The data are read from the ASCII file by clicking on the Read Data button in the main menu (see details). This button opens the menu that helps to read the data.

When bootstrap sampling is allowed by the user, confidence interval of a large number of indices is reported. If the bootstrap sampling is allowed, robust factor analysis is also base on bootstrap sampling techniques; in addition, robust factor analysis is also base on analytical estimates (however, confidence intervals will not be computed). Our advice is to allow bootstrap sampling to be computed. The menu is now shown ready to read an ASCII file (y.dat) where the answers of 500 participants to 14 items were previously stored; in additon, bootstrap sampling thecniques are allowed, and the missing value is defined as 999:

Please, note that a correlation matrix can also be read from disk. In this case, the matrix must be a square matrix. If this option is used, the program will not be able to compute all the indices avaible when raw data is used.
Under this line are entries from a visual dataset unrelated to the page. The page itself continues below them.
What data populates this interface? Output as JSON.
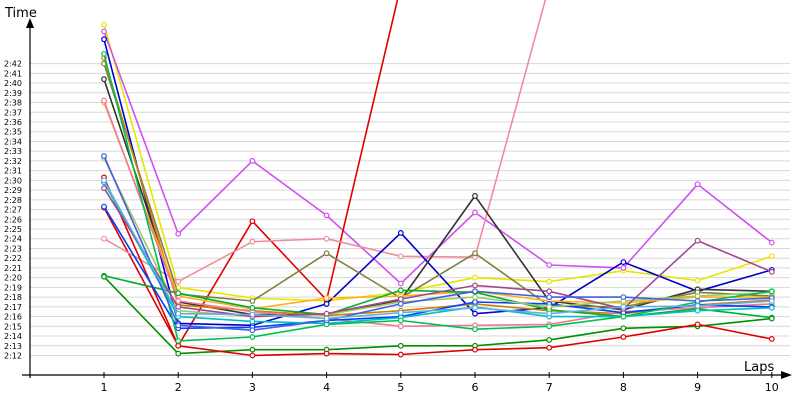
{
  "chart_data": {
    "type": "line",
    "xlabel": "Laps",
    "ylabel": "Time",
    "x": [
      1,
      2,
      3,
      4,
      5,
      6,
      7,
      8,
      9,
      10
    ],
    "xlim": [
      0.05,
      10.2
    ],
    "ylim": [
      130.5,
      164.5
    ],
    "y_unit": "seconds (tick labels shown as m:ss)",
    "y_ticks": [
      {
        "value": 132,
        "label": "2:12"
      },
      {
        "value": 133,
        "label": "2:13"
      },
      {
        "value": 134,
        "label": "2:14"
      },
      {
        "value": 135,
        "label": "2:15"
      },
      {
        "value": 136,
        "label": "2:16"
      },
      {
        "value": 137,
        "label": "2:17"
      },
      {
        "value": 138,
        "label": "2:18"
      },
      {
        "value": 139,
        "label": "2:19"
      },
      {
        "value": 140,
        "label": "2:20"
      },
      {
        "value": 141,
        "label": "2:21"
      },
      {
        "value": 142,
        "label": "2:22"
      },
      {
        "value": 143,
        "label": "2:23"
      },
      {
        "value": 144,
        "label": "2:24"
      },
      {
        "value": 145,
        "label": "2:25"
      },
      {
        "value": 146,
        "label": "2:26"
      },
      {
        "value": 147,
        "label": "2:27"
      },
      {
        "value": 148,
        "label": "2:28"
      },
      {
        "value": 149,
        "label": "2:29"
      },
      {
        "value": 150,
        "label": "2:30"
      },
      {
        "value": 151,
        "label": "2:31"
      },
      {
        "value": 152,
        "label": "2:32"
      },
      {
        "value": 153,
        "label": "2:33"
      },
      {
        "value": 154,
        "label": "2:34"
      },
      {
        "value": 155,
        "label": "2:35"
      },
      {
        "value": 156,
        "label": "2:36"
      },
      {
        "value": 157,
        "label": "2:37"
      },
      {
        "value": 158,
        "label": "2:38"
      },
      {
        "value": 159,
        "label": "2:39"
      },
      {
        "value": 160,
        "label": "2:40"
      },
      {
        "value": 161,
        "label": "2:41"
      },
      {
        "value": 162,
        "label": "2:42"
      }
    ],
    "x_ticks": [
      "1",
      "2",
      "3",
      "4",
      "5",
      "6",
      "7",
      "8",
      "9",
      "10"
    ],
    "grid": "horizontal",
    "legend": "none",
    "series": [
      {
        "color": "#e6e600",
        "values": [
          166.0,
          139.0,
          137.9,
          137.6,
          138.5,
          140.0,
          139.6,
          140.7,
          139.7,
          142.2
        ]
      },
      {
        "color": "#d050f0",
        "values": [
          165.3,
          144.5,
          152.0,
          146.4,
          139.4,
          146.7,
          141.3,
          141.0,
          149.6,
          143.6
        ]
      },
      {
        "color": "#e00000",
        "values": [
          147.2,
          133.0,
          145.8,
          137.7,
          170.0,
          null,
          null,
          null,
          null,
          null
        ]
      },
      {
        "color": "#f08ca0",
        "values": [
          144.0,
          139.6,
          143.7,
          144.0,
          142.2,
          142.1,
          170.0,
          null,
          null,
          null
        ]
      },
      {
        "color": "#0000cc",
        "values": [
          164.5,
          135.3,
          135.1,
          137.3,
          144.6,
          136.3,
          136.9,
          141.6,
          138.6,
          140.8
        ]
      },
      {
        "color": "#333333",
        "values": [
          160.4,
          137.5,
          136.2,
          136.2,
          137.7,
          148.4,
          137.6,
          136.7,
          138.8,
          138.6
        ]
      },
      {
        "color": "#7f8040",
        "values": [
          162.0,
          138.3,
          137.6,
          142.5,
          137.9,
          142.5,
          137.1,
          137.0,
          138.5,
          138.1
        ]
      },
      {
        "color": "#d08000",
        "values": [
          162.6,
          137.2,
          136.6,
          136.1,
          136.6,
          137.3,
          136.6,
          136.3,
          137.2,
          137.7
        ]
      },
      {
        "color": "#ffb020",
        "values": [
          158.0,
          138.1,
          136.8,
          137.9,
          138.1,
          138.6,
          137.6,
          137.4,
          138.0,
          138.0
        ]
      },
      {
        "color": "#f07898",
        "values": [
          158.2,
          137.6,
          136.5,
          135.8,
          135.0,
          135.1,
          135.2,
          136.5,
          136.9,
          137.3
        ]
      },
      {
        "color": "#00b030",
        "values": [
          140.2,
          138.4,
          136.9,
          136.2,
          138.7,
          138.5,
          136.7,
          136.0,
          136.8,
          135.9
        ]
      },
      {
        "color": "#009000",
        "values": [
          140.1,
          132.2,
          132.6,
          132.6,
          133.0,
          133.0,
          133.6,
          134.8,
          135.0,
          135.8
        ]
      },
      {
        "color": "#e00000",
        "values": [
          150.3,
          133.0,
          132.0,
          132.2,
          132.1,
          132.6,
          132.8,
          133.9,
          135.2,
          133.7
        ]
      },
      {
        "color": "#0040ff",
        "values": [
          147.3,
          134.8,
          134.9,
          135.6,
          136.0,
          137.5,
          137.3,
          136.4,
          137.2,
          137.0
        ]
      },
      {
        "color": "#00c0c0",
        "values": [
          149.8,
          136.0,
          135.5,
          135.3,
          135.9,
          137.0,
          136.0,
          136.0,
          136.6,
          136.9
        ]
      },
      {
        "color": "#a0c860",
        "values": [
          152.3,
          136.6,
          136.0,
          136.2,
          137.5,
          138.0,
          137.0,
          137.6,
          138.1,
          138.5
        ]
      },
      {
        "color": "#a04890",
        "values": [
          149.2,
          137.0,
          136.0,
          136.3,
          137.8,
          139.2,
          138.6,
          136.8,
          143.8,
          140.6
        ]
      },
      {
        "color": "#00c050",
        "values": [
          163.0,
          133.5,
          133.9,
          135.2,
          135.6,
          134.7,
          135.0,
          136.0,
          137.5,
          138.6
        ]
      },
      {
        "color": "#4060e0",
        "values": [
          152.5,
          135.1,
          134.6,
          135.6,
          137.3,
          138.6,
          138.0,
          138.0,
          137.6,
          137.9
        ]
      },
      {
        "color": "#60b0e0",
        "values": [
          150.0,
          136.3,
          136.2,
          135.8,
          136.4,
          136.9,
          136.3,
          137.0,
          137.1,
          137.6
        ]
      }
    ]
  }
}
Variable labels are allowed. It must be a text file, where each rows corresponds to the labels of each variable. FACTORS expects to find as many rows, as variables. Labels with more than 40 characters are cut to be of 40 characters. The labels are used in the output report.

Finally, a rotation target matrix is also allowed. It must be a text file. The target matrix can be fully specified (i.e., each value in the target indicates the expected value in the loading matrix after rotation) or semi-specified (i.e., only some values in the target matrix indicate the expected value in the loading matrix after rotation). Typically, the specified values are the ones expected to be zero (or as close as possible to zero) in the loading matrix after rotation. The non-specified values are indicated with values of +9 (non-specified value that is expected to be larger than zero) or -9 (non-specified value that is expected to be lower than zero). Here you have an example of a semi-specified target matrix:

9.0	0.0
9.0	0.0
-9.0	0.0
9.0	0.0
-9.0	0.0
-9.0	0.0
9.0	0.0
0.0	-9.0
0.0	9.0
0.0	-9.0
0.0	9.0
0.0	9.0
0.0	9.0
0.0	-9.0

If this target matrix is properly read, the following menu will help you to check that non errors were found:

Please note that, in order to use the target matrix during the rotation, the number of factors (or components) retained must coincide with the number of columns of the target matrix.

When a single group dataset is loaded and the sample is at least of 400 observations (i.e., the number of rows is larger than 399), two subsamples are computed using Solomon method. Solomon algorithm optimally splits the data in two equivalent halves, and improves the representativeness of the subsamples (i.e., all possible sources of variance are enclosed in the subsamples). The aim is to allow the researcher to have two subsamples to run different analyses in each subsample. For example, the first subsample could be used to run a fully exploratory analysis based on a rotation to maximize factor simplicity (like Promin); and the second subsample could be used to run a second analysis with a confirmatory aim based on an oblique Procrustean rotation using a target matrix build as suggested by the outcome of the first fully exploratory analysis. FACTOR allows the researcher to save the new dataset that includes the group variable, so that new analyses can be started from this file.